Dua kompasianer kahot Mas Thamrin Sonata dan Kang Rifki Feriandi pada acara Semarak Bulan Bahasa di SMA Negeri 1 Majalengka ( Warna Oktober 2014)
Tahun 2015 kali ini kami memutuskan untuk mewarnai Oktober dengan menggelar acara selama 2 (dua) hari. Hari Rabu 21 Oktober 2015 diselenggarakan lomba Pagelaran Baca Puisi Kolosal dan Lomba Sinopsis Cerpen.
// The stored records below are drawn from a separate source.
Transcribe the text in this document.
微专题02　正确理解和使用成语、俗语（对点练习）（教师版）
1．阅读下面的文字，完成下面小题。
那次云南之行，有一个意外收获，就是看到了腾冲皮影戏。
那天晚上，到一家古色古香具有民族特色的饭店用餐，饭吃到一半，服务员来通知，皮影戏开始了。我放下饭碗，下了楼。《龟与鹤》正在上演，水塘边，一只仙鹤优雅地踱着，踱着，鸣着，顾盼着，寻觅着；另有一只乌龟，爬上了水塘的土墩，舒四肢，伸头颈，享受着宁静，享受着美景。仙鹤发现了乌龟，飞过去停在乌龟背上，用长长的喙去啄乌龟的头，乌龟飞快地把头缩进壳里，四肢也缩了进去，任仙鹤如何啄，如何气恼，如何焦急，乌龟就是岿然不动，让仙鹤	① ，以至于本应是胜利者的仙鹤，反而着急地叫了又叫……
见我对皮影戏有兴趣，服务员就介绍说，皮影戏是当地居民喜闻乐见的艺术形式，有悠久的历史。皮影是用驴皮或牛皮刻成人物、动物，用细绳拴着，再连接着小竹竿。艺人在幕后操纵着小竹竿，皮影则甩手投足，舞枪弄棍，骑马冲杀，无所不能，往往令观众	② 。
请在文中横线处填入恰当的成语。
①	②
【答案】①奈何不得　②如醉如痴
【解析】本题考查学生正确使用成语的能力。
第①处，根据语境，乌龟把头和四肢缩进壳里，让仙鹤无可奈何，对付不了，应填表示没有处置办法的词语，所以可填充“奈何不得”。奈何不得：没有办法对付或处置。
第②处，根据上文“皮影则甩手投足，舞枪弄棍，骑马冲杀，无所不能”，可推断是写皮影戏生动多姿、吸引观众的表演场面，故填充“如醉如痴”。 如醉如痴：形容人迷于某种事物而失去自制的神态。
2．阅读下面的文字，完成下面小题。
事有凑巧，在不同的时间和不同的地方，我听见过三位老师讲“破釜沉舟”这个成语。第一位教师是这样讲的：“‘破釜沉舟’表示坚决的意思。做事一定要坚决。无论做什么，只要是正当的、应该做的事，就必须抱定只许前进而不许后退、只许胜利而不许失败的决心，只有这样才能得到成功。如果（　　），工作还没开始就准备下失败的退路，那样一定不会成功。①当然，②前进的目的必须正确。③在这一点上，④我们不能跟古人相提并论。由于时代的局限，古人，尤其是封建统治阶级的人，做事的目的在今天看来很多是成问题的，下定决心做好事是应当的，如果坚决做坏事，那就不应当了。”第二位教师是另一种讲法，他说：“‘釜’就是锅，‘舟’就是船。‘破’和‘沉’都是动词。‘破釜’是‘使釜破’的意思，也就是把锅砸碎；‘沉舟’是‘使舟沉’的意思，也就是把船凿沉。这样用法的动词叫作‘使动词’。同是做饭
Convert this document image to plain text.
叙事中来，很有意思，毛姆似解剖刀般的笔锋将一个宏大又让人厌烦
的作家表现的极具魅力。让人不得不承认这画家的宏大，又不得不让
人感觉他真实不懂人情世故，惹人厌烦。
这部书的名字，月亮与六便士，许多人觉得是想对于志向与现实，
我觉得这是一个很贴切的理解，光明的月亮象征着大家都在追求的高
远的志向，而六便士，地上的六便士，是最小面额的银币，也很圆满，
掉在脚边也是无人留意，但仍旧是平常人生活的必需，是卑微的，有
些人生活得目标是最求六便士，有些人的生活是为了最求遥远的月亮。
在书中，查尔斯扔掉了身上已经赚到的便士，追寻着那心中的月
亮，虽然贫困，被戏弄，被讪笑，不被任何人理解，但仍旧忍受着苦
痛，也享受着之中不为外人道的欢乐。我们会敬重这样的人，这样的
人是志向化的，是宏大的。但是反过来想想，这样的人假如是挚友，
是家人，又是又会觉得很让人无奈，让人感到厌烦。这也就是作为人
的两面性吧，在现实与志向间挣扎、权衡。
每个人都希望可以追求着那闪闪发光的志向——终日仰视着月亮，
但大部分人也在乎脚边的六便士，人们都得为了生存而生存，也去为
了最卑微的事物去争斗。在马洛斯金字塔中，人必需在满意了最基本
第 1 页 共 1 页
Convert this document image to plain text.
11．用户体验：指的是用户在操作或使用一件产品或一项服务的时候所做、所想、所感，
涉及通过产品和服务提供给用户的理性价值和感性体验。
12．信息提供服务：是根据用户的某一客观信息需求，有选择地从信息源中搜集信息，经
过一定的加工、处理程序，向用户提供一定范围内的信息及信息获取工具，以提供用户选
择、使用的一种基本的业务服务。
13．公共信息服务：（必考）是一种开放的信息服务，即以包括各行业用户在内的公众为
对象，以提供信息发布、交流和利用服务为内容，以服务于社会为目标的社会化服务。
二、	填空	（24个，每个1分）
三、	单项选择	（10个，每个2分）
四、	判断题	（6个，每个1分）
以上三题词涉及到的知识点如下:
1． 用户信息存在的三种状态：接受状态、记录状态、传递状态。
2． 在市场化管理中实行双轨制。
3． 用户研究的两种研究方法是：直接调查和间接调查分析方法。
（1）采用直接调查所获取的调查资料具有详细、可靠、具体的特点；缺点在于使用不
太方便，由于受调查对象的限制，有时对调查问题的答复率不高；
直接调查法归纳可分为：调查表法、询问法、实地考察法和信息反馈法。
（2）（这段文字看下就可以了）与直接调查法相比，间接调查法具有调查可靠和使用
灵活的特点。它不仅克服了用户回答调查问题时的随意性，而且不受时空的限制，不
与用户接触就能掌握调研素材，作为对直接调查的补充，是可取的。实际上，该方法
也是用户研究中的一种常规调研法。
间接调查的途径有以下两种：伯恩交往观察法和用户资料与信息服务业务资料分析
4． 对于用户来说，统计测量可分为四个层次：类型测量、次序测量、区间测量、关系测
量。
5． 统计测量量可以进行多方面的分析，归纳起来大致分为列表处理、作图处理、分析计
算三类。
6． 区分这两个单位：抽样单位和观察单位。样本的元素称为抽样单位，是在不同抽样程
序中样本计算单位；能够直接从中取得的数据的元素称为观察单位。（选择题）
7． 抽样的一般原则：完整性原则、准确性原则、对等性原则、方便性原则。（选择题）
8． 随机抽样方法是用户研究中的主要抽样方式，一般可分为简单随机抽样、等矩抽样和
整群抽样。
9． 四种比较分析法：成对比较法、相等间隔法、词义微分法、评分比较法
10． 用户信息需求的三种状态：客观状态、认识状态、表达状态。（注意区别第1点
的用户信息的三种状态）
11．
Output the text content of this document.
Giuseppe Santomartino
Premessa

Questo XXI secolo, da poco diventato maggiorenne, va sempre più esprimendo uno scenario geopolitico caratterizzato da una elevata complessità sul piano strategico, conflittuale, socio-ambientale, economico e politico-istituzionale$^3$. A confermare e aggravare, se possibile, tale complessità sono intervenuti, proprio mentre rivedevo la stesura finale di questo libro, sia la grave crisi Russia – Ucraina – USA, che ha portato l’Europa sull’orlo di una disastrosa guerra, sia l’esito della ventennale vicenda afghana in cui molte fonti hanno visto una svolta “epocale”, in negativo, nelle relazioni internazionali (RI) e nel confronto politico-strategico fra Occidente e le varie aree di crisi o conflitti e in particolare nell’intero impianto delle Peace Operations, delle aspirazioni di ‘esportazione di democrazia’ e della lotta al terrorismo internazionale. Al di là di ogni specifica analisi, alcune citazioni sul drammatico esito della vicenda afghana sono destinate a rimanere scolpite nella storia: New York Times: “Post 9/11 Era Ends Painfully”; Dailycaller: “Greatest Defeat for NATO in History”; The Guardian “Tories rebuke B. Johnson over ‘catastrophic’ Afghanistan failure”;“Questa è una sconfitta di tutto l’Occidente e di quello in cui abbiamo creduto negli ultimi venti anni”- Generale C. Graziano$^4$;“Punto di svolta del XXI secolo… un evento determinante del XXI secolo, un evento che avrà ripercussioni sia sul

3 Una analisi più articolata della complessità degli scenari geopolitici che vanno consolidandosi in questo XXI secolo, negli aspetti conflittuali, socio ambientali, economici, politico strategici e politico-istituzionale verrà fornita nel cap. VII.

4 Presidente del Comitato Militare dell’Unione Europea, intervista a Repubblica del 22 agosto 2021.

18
Di hari Kamis 22 Oktober 2015 kami melengkapinya dengan dua acara yakni Seminar dan Apresiasi Film Pendek Majelengka, serta Workshop ke-Photografi-an.
Tema yang kami turunkan cukup berat yakni Mengukir Sastra Dalam Goresan Tinta Emas. Kami sendiri juga terperangah (dan juga malu) , tapi akhirnya kami putuskan tetap memakai tema ini. Alasannya : Sesuatu yang besar dimulai dari mimpi-mimpi yang besar, bahkan mimpi yang teramat besar.
Dua hari para siswa tidak melangsungkan Kegeiatan Belajar Mengajar (KBM) di kelas itu pasti. Namun jangan lupakan bahwa acara-acara yang kami kemas selama dua hari dalam rangka memeriahkan bulan Oktober sebagai Bulan Bahasa adalah kemasan lain bentuk KBM. KBM tidak harus di kelas. Dalam peringatan bulan bahasa model tersebut, mata pelajaran sejarah tersirat, mata pelajaran pendidikan kewarganegaraan tersirat, mata pelajaran prakarya mata pelajaran untuk urusan property, mata pelajaran Bahasa Indonesia apalagi, dan masih banyak implementasi makna dan amanat kurikulum yang masuk ke dalam kegiatan yang tentunya tidak tersekat-sekat lagi, tetapi silih kait, saling mengisi, saling mengumpan, saling menarik hingga menjadi sebuah harmoni yang dapat menjadi bahan pelajaran, terutama olah diri, olah rasa, dan tentunya pendidikan karakter.
Semisal Lomba Pagelaran Puisi Kolosal. Konsep datangnya dari penggiat sastra dalam ektrakurikuler SSSI yang berkoordinasi dengan pengurus OSIS. Jadilah sebuah sajian kompetisi antar kelas yang sangat kreatif, motivatif, dan tentu sangat menghibur. Model ini sebenarnya mengadopsi musikalisasi puisi ditambah dengan teatrikal. Kata kolosal sendiri didekatkan maknanya kepada kuantitas peserta. Tiap kelas barangkali hampir separo ikut terjun berpartisipasi dalam tim. Misalnya 6 orang membaca puisi, empat menjadi pengiring musik, sekitar 10–15 menjadi peserta gelaran teatrikal. Praktis, pegelaran ini memang membangun makna kebersaman dan kekompakan antar peserta dalam kelas. Bisa dibayangkan, sekolah kami sebanyak 35 kelas, yang diwajibkan berpartisipasi adalah 21 kelas, terdiri dari kelas X dan XI, berapa lama waktu yang dibutuhkan? Benar-benar ada warna Okober di sana.